Genitourinary Tissue Engineering: Reconstruction and Research Models.

Tissue engineering is an emerging field of research that initially aimed to produce 3D tissues to bypass the lack of adequate tissues for the repair or replacement of deficient organs. The basis of tissue engineering protocols is to create scaffolds, which can have a synthetic or natural origin, seeded or not with cells. At the same time, more and more studies have indicated the low clinic translation rate of research realised using standard cell culture conditions, i.e., cells on plastic surfaces or using animal models that are too different from humans. New models are needed to mimic the 3D organisation of tissue and the cells themselves and the interaction between cells and the extracellular matrix. In this regard, urology and gynaecology fields are of particular interest. The urethra and vagina can be sites suffering from many pathologies without currently adequate treatment options. Due to the specific organisation of the human urethral/bladder and vaginal epithelium, current research models remain poorly representative. In this review, the anatomy, the current pathologies, and the treatments will be described before focusing on producing tissues and research models using tissue engineering. An emphasis is made on the self-assembly approach, which allows tissue production without the need for biomaterials.

Immunocompetent Human 3D Organ-Specific Hormone-Responding Vaginal Mucosa Model of HIV-1 Infection.
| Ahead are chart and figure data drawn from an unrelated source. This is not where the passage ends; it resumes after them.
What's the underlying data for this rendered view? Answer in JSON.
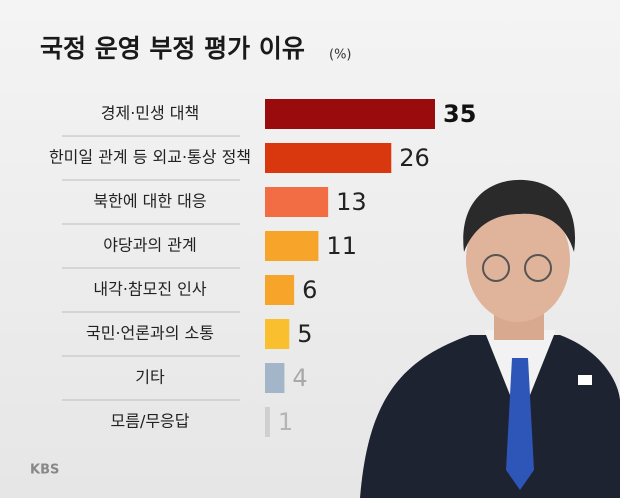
{
  "chart_data": {
    "type": "bar",
    "orientation": "horizontal",
    "title": "국정 운영 부정 평가 이유",
    "unit": "(%)",
    "categories": [
      "경제·민생 대책",
      "한미일 관계 등 외교·통상 정책",
      "북한에 대한 대응",
      "야당과의 관계",
      "내각·참모진 인사",
      "국민·언론과의 소통",
      "기타",
      "모름/무응답"
    ],
    "values": [
      35,
      26,
      13,
      11,
      6,
      5,
      4,
      1
    ],
    "colors": [
      "#9a0b0e",
      "#d9380f",
      "#f26d43",
      "#f7a42a",
      "#f7a42a",
      "#f9bf2e",
      "#a3b6c9",
      "#cfcfcf"
    ],
    "value_label_colors": [
      "#111111",
      "#222222",
      "#222222",
      "#222222",
      "#222222",
      "#222222",
      "#a9a9a9",
      "#b5b5b5"
    ],
    "xlim": [
      0,
      35
    ],
    "source": "KBS"
  }
}
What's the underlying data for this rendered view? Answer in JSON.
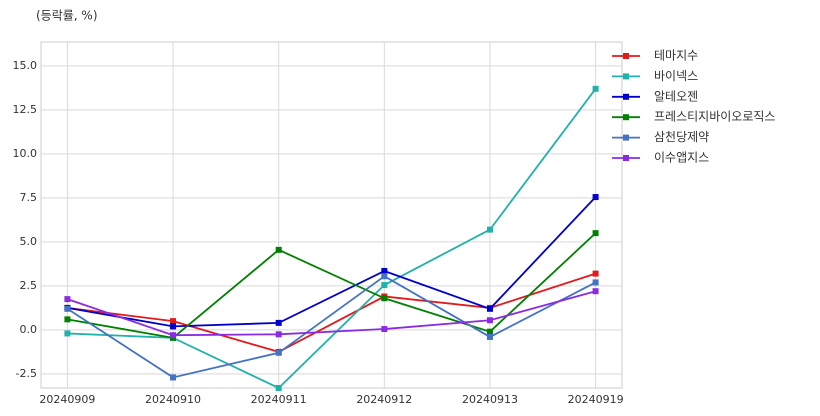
{
  "chart_data": {
    "type": "line",
    "ylabel": "(등락률, %)",
    "categories": [
      "20240909",
      "20240910",
      "20240911",
      "20240912",
      "20240913",
      "20240919"
    ],
    "series": [
      {
        "name": "테마지수",
        "color": "#e31a1c",
        "values": [
          1.25,
          0.5,
          -1.25,
          1.9,
          1.25,
          3.2
        ]
      },
      {
        "name": "바이넥스",
        "color": "#20b2aa",
        "values": [
          -0.2,
          -0.45,
          -3.3,
          2.55,
          5.7,
          13.7
        ]
      },
      {
        "name": "알테오젠",
        "color": "#0000cd",
        "values": [
          1.25,
          0.2,
          0.4,
          3.35,
          1.2,
          7.55
        ]
      },
      {
        "name": "프레스티지바이오로직스",
        "color": "#008000",
        "values": [
          0.6,
          -0.45,
          4.55,
          1.8,
          -0.1,
          5.5
        ]
      },
      {
        "name": "삼천당제약",
        "color": "#4472c4",
        "values": [
          1.2,
          -2.7,
          -1.3,
          3.05,
          -0.4,
          2.7
        ]
      },
      {
        "name": "이수앱지스",
        "color": "#8a2be2",
        "values": [
          1.75,
          -0.3,
          -0.25,
          0.05,
          0.55,
          2.2
        ]
      }
    ],
    "ylim": [
      -3.3,
      16.36
    ],
    "yticks": [
      {
        "value": 15,
        "label": "15.0"
      },
      12.5,
      {
        "value": 10,
        "label": "10.0"
      },
      7.5,
      {
        "value": 5,
        "label": "5.0"
      },
      2.5,
      {
        "value": 0,
        "label": "0.0"
      },
      -2.5
    ],
    "grid": true,
    "legend": "upper right outside"
  }
}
The lack of appropriate experimental models often limits our ability to investigate the establishment of infections in specific tissues. To reproduce the structural and spatial organization of vaginal mucosae to study human immunodeficiency virus type-1 (HIV-1) infection, we used the self-assembly technique to bioengineer tridimensional vaginal mucosae using human cells extracted from HIV-1-negative healthy pre- and postmenopausal donors. We produced a stroma, free of exogenous material, that can be adapted to generate near-to-native vaginal tissue with the best complexity obtained with seeded epithelial cells on the organ-specific stroma. The autologous engineered tissues had mechanical properties close to native mucosa and shared similar glycogen production, which declined in reconstructed tissues of the postmenopausal donor. The in vitro-engineered tissues were also rendered immune competent by adding human monocyte-derived macrophages (MDMs) on the epithelium or in the stroma layers. The model was infected with HIV-1, and viral replication and transcytosis were observed when immunocompetent reconstructed vaginal mucosa tissue has incorporated MDMs into the stroma and infected with free HIV-1 green fluorescent protein (GFP) viral particles. These data illustrate a natural permissiveness of immunocompetent untransformed human vaginal mucosae to HIV-1 infection. This model offers a physiological tool to explore viral load, HIV-1 transmission in an environment that may contribute to the virus propagation, and new antiviral treatments in vitro. Impact statement This study introduces an innovative immunocompetent three-dimensional human organ-specific vaginal mucosa free of exogenous material for in vitro modeling of human immunodeficiency virus type-1 (HIV-1) infection. The proposed model is histologically close to native tissue, especially by presenting glycogen accumulation in the epithelium's superficial cells, responsive to estrogen, and able to sustain a monocyte-derived macrophage population infected or not by HIV-1 during ∼2 months.